Five years after their harrowing decade-long suffering and trauma, three strong women who are kidnapping survivors now lead meaningful lives committed to helping those who may be in a similar situation they once were to be rescued, recovered and healed as well through various means and initiatives.
Amanda Berry managed a courageous escape from a boarded-up Cleveland home and make that crucial 911 call that led to the rescue of two other women who were kidnapped and kept in captivity like her.
The Cleveland Police immediately responded to Berry’s call who was then missing for 10 years. The officers discovered Gina DeJesus and Michelle Knight who were horrifically chained, tortured and abused along Berry for 10 agony-filled, tough years.
The women’s captor, Ariel Castro, was convicted for kidnapping and raping the three women and sentenced to life in prison. He later died of suicide after he was sentenced.
The three women have since gone on their separate ways, all mightily trying to heal from the horrors and pain of what they have gone through for a decade.
They are doing admirably well. 37-year-old Knight, under the pseudonym Lilian Rose Lee, just released her second memoir, Life After Darkness. Her first memoir Finding Me became a New York Times bestseller.
Knight delves into her trauma, depression and relationships questions in her new book. A painful question bothered her for so long. She asked in her book: “The whole world had heard the story of how I had been damaged by a filthy older man. Who would ever want me after that?”
Life has rewarded her kindly. Knight has found the love of her life and married Miguel Rodriguez, whom she met through friends on Facebook. She’s on her second year of marriage with the medical courier.
She is also fulfilled in her life’s purpose, traveling the world as a public speaker. She also recently launched her foundation Lily’s Ray of Hope which supports women and girls who are victims of domestic violence, human trafficking and child abuse. Knight also initiated a partnership with specialty coffee maker 3-19 Co. to showcase her artwork and raise money for her foundation which aims to give resources so women-survivors like her can restart their lives.

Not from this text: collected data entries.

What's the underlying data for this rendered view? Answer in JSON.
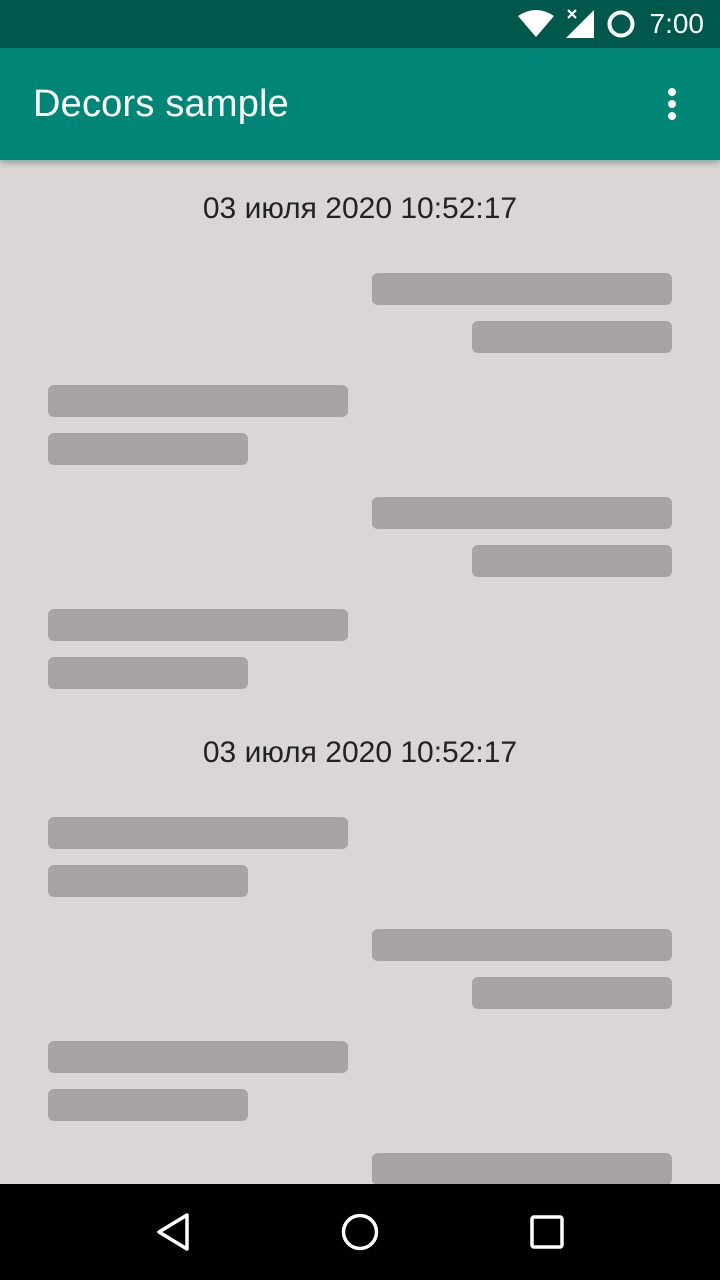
{
  "status_bar": {
    "time": "7:00",
    "icons": [
      "wifi-icon",
      "cell-signal-icon",
      "battery-icon"
    ]
  },
  "app_bar": {
    "title": "Decors sample",
    "menu_icon": "overflow-menu-icon"
  },
  "chat": {
    "groups": [
      {
        "date": "03 июля 2020 10:52:17",
        "messages": [
          "right",
          "left",
          "right",
          "left"
        ]
      },
      {
        "date": "03 июля 2020 10:52:17",
        "messages": [
          "left",
          "right",
          "left",
          "right"
        ]
      }
    ]
  },
  "nav_bar": {
    "buttons": [
      "back-icon",
      "home-icon",
      "recents-icon"
    ]
  },
  "colors": {
    "status_bar": "#00584c",
    "app_bar": "#008577",
    "background": "#dad6d6",
    "placeholder": "#a7a3a2"
  }
}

The women’s evil captor, Castro, also subjected now 32-year-old Berry to another form of torture by forcing her to see news segments of people searching for her. Now, she is committed to turning that trauma into greater conviction to helping missing people in Northeast Ohio. Berry is hosting a 30-second daily news segment on Cleveland’s Fox 8 because she wants missing people to be comforted with the thought that the public is still looking for them.
Berry also partnered with her co-survivor DeJesus and they shared their story in the New York Times bestselling memoir Hope: A Memoir of Survival in Cleveland written with Mary Jordan and Kevin Sullivan.
Berry is also courageously raising a daughter whom she delivered while inside Castro’s home. She said she is proud of how caring her daughter is.
The youngest of the three survivors, 28-year-old DeJesus, while quietly enjoying life with her closely-knit family in the suburbs of Cleveland, has also recently joined forces with the Northeast Ohio Amber Alert Committee to help survivors and their family members. She said she wants to give back “and to help like they helped me when I came home.”
The inexplicably harrowing experience of the three women should also serve as both a challenge and a fuel for our law enforcement to further sharpen and improve investigative skills and other mechanisms to find missing people a lot faster, and bring the perpetrators of kidnapping and abuses swifter to justice.
The stories of the three courageous and resilient women offer hope and inspiration to all of humanity there’s no pain nor setback the human spirit can triumph from. They are also showing that the best gratitude for finding back their freedom and regaining their lives is to meaningfully serve and help those who are in similar trying situation they once experienced.